The odds may seem lopsided in next year’s Godzilla vs Kong flick, but co-screenwriter Michael Dougherty (director of the just-opening Godzilla: King of the Monsters) says it’ll be a good “David vs. Goliath situation” with Kong becoming the clever, resourceful underdog.

“Because everyone, the moment you say Godzilla’s going to fight Kong, your first reaction is Kong doesn’t stand a chance,” Dougherty recently said. “But if you really take the time to look at Kong as a character, it’s like, okay, in Skull Island he was an adolescent, so he was still growing. So who knows how big he is since the 1970s, when they first met him?”

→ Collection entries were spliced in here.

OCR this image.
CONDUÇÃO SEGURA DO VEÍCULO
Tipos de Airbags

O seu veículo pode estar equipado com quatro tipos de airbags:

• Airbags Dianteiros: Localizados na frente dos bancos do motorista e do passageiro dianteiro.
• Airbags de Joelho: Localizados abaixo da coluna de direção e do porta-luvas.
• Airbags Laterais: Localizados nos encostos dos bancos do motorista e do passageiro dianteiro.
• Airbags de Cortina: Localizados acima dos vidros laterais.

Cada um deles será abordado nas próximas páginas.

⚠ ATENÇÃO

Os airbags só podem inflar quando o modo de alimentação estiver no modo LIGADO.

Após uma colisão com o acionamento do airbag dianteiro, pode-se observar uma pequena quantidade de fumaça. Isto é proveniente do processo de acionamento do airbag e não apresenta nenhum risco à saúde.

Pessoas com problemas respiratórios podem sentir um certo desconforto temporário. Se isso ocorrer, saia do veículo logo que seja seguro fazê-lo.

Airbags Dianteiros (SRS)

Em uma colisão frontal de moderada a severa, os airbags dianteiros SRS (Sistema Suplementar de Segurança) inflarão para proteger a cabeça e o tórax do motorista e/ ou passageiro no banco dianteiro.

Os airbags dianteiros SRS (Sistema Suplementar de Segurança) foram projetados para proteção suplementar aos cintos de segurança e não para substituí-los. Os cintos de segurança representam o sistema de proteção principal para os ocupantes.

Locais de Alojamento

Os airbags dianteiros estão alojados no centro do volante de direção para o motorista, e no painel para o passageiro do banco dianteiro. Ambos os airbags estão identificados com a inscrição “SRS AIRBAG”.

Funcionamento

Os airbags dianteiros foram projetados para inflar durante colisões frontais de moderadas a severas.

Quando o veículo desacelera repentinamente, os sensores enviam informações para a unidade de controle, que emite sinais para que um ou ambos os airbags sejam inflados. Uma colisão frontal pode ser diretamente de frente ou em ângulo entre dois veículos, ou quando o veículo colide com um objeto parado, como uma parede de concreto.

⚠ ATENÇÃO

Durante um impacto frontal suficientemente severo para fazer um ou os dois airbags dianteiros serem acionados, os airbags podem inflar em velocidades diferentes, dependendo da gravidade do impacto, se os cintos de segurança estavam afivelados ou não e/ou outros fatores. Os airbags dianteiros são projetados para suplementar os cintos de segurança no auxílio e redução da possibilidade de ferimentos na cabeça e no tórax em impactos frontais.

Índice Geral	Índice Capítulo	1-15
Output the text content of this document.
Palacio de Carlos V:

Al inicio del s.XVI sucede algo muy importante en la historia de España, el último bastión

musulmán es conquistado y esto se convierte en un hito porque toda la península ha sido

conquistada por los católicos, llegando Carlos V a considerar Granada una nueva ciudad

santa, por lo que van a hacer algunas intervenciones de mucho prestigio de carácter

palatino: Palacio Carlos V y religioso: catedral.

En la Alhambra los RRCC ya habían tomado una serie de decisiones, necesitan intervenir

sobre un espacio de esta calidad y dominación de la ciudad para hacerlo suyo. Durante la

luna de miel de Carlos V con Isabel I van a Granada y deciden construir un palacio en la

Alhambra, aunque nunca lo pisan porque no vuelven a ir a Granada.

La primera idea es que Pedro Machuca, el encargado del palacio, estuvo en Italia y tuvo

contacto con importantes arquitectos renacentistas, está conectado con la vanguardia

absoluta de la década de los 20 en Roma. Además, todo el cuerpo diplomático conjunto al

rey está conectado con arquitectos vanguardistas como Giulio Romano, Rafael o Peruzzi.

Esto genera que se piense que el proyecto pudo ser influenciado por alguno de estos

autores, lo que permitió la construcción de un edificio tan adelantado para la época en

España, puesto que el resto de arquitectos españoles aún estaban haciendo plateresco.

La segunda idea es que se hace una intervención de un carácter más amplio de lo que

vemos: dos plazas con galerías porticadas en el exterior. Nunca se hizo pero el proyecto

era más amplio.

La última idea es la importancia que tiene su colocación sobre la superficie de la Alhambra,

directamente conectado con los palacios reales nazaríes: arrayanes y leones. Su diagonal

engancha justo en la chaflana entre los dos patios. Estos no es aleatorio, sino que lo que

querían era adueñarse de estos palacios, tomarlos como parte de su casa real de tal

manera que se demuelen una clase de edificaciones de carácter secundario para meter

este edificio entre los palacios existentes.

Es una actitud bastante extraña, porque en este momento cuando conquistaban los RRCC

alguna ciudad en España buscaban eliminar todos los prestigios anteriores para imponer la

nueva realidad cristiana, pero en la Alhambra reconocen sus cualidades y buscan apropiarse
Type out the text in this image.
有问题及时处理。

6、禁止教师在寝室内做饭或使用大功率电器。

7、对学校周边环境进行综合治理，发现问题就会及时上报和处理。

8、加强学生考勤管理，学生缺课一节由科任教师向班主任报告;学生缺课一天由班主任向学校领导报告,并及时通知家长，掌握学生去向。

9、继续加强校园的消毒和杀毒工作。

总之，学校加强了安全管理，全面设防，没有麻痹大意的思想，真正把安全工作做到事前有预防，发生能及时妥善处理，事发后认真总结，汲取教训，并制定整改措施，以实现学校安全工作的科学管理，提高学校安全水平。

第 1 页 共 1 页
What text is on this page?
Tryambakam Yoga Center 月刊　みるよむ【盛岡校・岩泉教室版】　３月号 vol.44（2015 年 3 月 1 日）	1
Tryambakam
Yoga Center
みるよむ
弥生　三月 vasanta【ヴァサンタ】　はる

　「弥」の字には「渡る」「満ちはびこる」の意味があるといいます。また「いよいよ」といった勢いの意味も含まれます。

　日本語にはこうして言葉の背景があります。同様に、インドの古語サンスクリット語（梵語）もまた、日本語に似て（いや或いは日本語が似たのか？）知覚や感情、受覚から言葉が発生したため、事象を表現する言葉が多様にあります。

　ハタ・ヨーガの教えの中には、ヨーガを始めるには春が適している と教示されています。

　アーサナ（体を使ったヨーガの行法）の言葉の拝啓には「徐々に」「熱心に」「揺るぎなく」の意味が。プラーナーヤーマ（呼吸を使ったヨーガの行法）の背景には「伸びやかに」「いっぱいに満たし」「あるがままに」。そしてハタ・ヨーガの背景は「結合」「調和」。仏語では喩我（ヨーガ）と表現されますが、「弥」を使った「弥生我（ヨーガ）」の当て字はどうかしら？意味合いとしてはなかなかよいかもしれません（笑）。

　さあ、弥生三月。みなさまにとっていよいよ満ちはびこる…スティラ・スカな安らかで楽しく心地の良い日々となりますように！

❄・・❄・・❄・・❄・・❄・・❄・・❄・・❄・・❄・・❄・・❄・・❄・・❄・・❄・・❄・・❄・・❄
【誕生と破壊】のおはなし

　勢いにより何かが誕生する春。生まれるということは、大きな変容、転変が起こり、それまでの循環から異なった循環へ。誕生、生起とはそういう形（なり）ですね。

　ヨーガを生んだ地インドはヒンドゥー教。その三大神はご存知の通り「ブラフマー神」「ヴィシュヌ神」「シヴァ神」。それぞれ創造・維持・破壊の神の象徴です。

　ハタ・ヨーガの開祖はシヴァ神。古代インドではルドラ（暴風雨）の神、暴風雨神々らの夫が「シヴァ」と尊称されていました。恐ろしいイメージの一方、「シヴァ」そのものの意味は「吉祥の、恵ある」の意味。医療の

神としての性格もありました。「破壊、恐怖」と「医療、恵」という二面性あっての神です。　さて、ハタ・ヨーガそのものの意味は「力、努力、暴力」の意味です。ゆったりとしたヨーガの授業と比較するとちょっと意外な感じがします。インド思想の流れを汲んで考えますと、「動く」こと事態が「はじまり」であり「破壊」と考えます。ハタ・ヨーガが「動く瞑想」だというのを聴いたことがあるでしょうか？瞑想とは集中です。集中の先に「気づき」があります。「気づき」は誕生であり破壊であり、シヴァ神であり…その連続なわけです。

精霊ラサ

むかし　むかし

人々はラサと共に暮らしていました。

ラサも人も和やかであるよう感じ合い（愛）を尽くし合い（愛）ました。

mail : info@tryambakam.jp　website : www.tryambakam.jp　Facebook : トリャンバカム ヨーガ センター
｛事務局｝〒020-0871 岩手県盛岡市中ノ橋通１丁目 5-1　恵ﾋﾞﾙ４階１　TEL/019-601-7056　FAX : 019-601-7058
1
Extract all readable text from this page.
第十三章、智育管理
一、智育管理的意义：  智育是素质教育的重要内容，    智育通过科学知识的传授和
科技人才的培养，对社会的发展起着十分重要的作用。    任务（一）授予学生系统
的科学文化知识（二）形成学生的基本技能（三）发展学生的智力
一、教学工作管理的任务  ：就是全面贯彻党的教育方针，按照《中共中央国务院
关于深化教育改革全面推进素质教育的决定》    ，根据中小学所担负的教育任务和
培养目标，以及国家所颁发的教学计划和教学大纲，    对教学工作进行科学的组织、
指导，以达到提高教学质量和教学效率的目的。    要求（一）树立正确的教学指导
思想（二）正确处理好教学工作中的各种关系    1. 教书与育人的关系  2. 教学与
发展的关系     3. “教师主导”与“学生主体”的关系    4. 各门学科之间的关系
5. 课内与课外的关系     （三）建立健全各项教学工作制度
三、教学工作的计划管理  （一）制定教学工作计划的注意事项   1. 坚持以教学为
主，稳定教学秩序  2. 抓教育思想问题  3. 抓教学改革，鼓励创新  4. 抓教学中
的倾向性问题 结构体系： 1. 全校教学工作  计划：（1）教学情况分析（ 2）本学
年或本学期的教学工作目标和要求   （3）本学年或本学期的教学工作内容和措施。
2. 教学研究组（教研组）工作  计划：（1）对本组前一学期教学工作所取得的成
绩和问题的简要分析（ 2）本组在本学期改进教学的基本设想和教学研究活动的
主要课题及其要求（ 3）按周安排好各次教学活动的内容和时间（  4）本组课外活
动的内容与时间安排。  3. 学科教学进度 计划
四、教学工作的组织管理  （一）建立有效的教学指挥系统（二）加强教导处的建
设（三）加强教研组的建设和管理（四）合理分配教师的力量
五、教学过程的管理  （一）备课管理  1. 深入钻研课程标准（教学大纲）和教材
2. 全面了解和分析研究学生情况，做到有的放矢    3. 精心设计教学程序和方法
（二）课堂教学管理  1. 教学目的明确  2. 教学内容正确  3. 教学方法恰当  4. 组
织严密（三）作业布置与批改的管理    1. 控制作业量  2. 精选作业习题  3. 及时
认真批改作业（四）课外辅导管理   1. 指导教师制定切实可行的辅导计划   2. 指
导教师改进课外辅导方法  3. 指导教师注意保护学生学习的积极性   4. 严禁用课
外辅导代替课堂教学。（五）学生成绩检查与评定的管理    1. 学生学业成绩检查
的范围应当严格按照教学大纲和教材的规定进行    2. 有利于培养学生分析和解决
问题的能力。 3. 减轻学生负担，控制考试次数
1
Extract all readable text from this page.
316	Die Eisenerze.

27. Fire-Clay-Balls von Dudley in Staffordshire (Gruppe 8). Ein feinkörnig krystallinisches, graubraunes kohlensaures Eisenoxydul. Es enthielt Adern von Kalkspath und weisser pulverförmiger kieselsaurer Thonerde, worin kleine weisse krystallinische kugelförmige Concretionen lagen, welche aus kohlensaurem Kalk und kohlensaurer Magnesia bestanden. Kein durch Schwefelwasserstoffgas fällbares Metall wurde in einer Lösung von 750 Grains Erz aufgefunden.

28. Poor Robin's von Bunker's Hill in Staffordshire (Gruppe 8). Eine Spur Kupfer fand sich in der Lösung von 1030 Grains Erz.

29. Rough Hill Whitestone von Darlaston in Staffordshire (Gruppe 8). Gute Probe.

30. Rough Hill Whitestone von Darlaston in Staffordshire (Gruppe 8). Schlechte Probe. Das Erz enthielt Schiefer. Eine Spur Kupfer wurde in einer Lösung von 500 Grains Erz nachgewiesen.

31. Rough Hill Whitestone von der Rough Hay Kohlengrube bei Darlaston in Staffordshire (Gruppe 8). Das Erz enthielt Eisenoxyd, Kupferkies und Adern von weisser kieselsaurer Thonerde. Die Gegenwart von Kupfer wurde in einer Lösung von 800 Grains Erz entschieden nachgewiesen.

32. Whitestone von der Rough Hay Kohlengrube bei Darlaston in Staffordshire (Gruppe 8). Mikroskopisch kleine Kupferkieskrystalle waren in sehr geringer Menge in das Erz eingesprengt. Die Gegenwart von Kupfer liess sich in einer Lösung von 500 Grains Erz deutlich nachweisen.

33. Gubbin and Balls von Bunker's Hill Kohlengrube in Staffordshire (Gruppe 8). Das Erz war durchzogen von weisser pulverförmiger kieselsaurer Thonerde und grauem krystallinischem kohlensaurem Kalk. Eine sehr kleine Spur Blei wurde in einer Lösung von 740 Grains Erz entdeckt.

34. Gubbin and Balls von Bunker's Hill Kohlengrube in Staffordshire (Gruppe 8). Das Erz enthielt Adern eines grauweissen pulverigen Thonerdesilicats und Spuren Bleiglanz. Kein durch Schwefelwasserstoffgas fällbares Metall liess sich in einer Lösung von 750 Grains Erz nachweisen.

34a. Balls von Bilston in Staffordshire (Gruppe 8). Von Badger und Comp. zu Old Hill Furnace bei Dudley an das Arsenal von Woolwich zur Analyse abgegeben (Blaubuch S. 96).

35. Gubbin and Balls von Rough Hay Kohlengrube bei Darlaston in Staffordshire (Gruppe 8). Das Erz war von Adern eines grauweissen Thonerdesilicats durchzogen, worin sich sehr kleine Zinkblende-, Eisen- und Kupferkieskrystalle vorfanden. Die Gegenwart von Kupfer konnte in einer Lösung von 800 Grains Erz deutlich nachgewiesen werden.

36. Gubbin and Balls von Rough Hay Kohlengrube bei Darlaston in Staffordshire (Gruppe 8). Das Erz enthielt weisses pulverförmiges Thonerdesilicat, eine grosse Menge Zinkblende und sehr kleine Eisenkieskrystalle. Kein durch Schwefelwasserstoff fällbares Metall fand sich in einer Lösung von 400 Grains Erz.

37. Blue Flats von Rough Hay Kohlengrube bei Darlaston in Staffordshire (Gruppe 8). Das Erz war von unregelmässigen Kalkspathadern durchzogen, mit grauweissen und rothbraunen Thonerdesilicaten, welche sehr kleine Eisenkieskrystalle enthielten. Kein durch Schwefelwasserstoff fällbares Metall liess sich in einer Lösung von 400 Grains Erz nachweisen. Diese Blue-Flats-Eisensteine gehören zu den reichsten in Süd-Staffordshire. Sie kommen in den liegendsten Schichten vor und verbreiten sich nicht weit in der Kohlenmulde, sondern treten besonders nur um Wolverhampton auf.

So the Skull Island Kong was a kid, a sixth-grader, a big-ape version of a 12 or 13 year-old? He was a mid-sized office building, for Chrissake — at least triple the size of Peter Jackson‘s 2005 version, the Dino de Laurentiis Kong of 1976 or the 1933 original from Merian C. Cooper and Willis O’Brien, all of whom were roughly 30 feet tall. (Whereas the light gray Son of Kong beast was only about 15 feet tall.)

Wikipedia says the Skull Island Kong was 104 feet tall. And for the 2020 version he’s going to…what, double that?

I’m not buying the “different Kongs for different folks” rationale. King Kong is a vital, organic element in the psyche of 20th Century America, and you can’t swoop in and super-size him in order to make a profit. Well, you can but you’re the devil. The recent super-sized Kong hybrids come from the minds of greedy phonies, corporatists, non-believers, film-flammers, delusionals. Yes, I’m speaking of Dougherty and his Godzilla vs. Kong co-conspirators (director Adam Wingard, producer Mary Parent, co-screenwriter Terry Rossio).